実は秋にも花粉が飛んでいる?秋花粉の症状と薬剤師が教える対策


「春の花粉症は落ち着いたのに、なぜか鼻がムズムズする」——秋になってもそんな症状が続いていませんか?実は秋にも花粉は飛んでいます。春とは異なる植物が原因で、気づかずに放置してしまう方も多いです。今回は秋花粉の特徴と対策を薬剤師の視点からまとめました。


① 秋花粉の原因植物は?

秋の花粉症の主な原因はイネ科やキク科の植物です。代表的なものとして、ブタクサ(8〜10月)、ヨモギ(8〜10月)、カナムグラ(8〜10月)、イネ科の雑草(6〜10月)などがあります。これらは春のスギ・ヒノキとは異なり、背丈が低い草花が多いため、地面に近い場所で花粉が飛散します。公園や河川敷、道端の草むらの近くで症状が出やすいのはそのためです。


② 春の花粉症と何が違うの?

秋花粉は春の花粉症と症状はよく似ていますが、いくつか違いがあります。飛散量は春のスギ・ヒノキより少ないため症状が軽めに出ることが多く、「風邪かな?」と勘違いしやすいです。また飛散エリアが局所的なため、場所によって症状の出方が大きく変わります。さらに秋はダニやカビのアレルギーとも症状が重なりやすく、原因の特定が難しいことがあります。


③ 秋花粉の主な症状

くしゃみ・鼻水・鼻づまりといった鼻の症状は春と同様です。目のかゆみ・充血も起きやすく、皮膚のかゆみや口腔アレルギー症候群(ブタクサの場合、メロンやバナナを食べると口がかゆくなるなど)が出ることもあります。次の投稿で、花粉症の交差反応についてまとめるのでぜひご覧ください。

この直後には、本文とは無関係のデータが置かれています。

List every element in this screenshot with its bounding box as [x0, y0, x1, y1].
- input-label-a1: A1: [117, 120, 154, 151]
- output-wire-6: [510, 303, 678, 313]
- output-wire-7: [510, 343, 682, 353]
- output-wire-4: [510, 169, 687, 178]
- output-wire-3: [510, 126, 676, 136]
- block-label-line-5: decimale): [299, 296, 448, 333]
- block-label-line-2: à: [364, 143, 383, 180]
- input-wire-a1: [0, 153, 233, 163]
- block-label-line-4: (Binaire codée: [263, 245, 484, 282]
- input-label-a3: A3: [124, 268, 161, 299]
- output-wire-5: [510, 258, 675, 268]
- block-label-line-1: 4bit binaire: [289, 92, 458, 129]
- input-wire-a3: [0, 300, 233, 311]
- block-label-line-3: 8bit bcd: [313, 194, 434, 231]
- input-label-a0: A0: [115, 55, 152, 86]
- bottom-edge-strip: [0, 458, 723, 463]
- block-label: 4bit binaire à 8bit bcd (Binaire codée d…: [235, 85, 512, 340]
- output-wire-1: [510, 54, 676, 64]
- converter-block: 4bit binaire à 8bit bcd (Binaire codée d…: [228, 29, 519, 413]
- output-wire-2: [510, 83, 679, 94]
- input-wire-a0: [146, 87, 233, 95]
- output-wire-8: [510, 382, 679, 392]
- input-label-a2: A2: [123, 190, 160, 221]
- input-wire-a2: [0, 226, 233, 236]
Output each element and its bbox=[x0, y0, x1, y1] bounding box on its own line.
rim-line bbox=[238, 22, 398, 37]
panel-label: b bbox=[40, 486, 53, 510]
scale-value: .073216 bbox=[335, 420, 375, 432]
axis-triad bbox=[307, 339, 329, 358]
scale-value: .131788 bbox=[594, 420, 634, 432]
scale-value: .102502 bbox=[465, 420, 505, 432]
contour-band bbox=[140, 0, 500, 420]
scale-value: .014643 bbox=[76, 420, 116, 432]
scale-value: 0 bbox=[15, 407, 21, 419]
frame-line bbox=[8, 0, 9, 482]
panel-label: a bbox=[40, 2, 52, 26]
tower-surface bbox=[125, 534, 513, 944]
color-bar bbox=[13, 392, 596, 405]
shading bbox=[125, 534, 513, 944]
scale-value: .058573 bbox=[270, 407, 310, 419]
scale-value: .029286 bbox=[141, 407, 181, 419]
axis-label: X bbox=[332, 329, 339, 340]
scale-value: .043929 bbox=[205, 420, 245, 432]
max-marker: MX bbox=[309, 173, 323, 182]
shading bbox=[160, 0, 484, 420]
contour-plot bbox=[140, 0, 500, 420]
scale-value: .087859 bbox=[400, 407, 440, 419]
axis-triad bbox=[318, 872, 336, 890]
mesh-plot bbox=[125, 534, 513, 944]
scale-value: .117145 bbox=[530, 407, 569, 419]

風邪との見分けるポイントとして、発熱がなく、同じ場所・同じ時期に毎年症状が出る場合は花粉症の可能性が高いです。


④ 日常生活でできる対策

外出時はマスクと眼鏡を着用することが基本です。河川敷や公園など草むらの多い場所はなるべく避け、外から帰ったら玄関で花粉を払い、すぐに洗顔・うがいをしましょう。洗濯物は外干しを避けて室内干しにし、窓を開けっぱなしにしないことも効果的です。


⑤ 薬による対策——市販薬の選び方

症状が軽い場合は市販の抗アレルギー薬(antihistamine)で対応できます。眠くなりにくいタイプ(第2世代抗ヒスタミン薬)が日中の使用には向いています。目のかゆみが強い場合は点眼薬を併用するのも効果的です。ただし症状が強い場合や市販薬で改善しない場合は、耳鼻科や内科への受診をおすすめします。薬の選び方で迷ったときはお気軽に薬剤師にご相談ください。


まとめ

秋になっても続く鼻水やくしゃみは、風邪ではなく秋花粉が原因かもしれません。原因植物の飛散時期を知り、日常の対策と適切な薬の使用を組み合わせることで、症状をぐっと抑えることができます。日常生活上、眠くなりづらいものを選択してほしい!など何か気になる症状があれば、まず薬局スタッフに相談してみてください。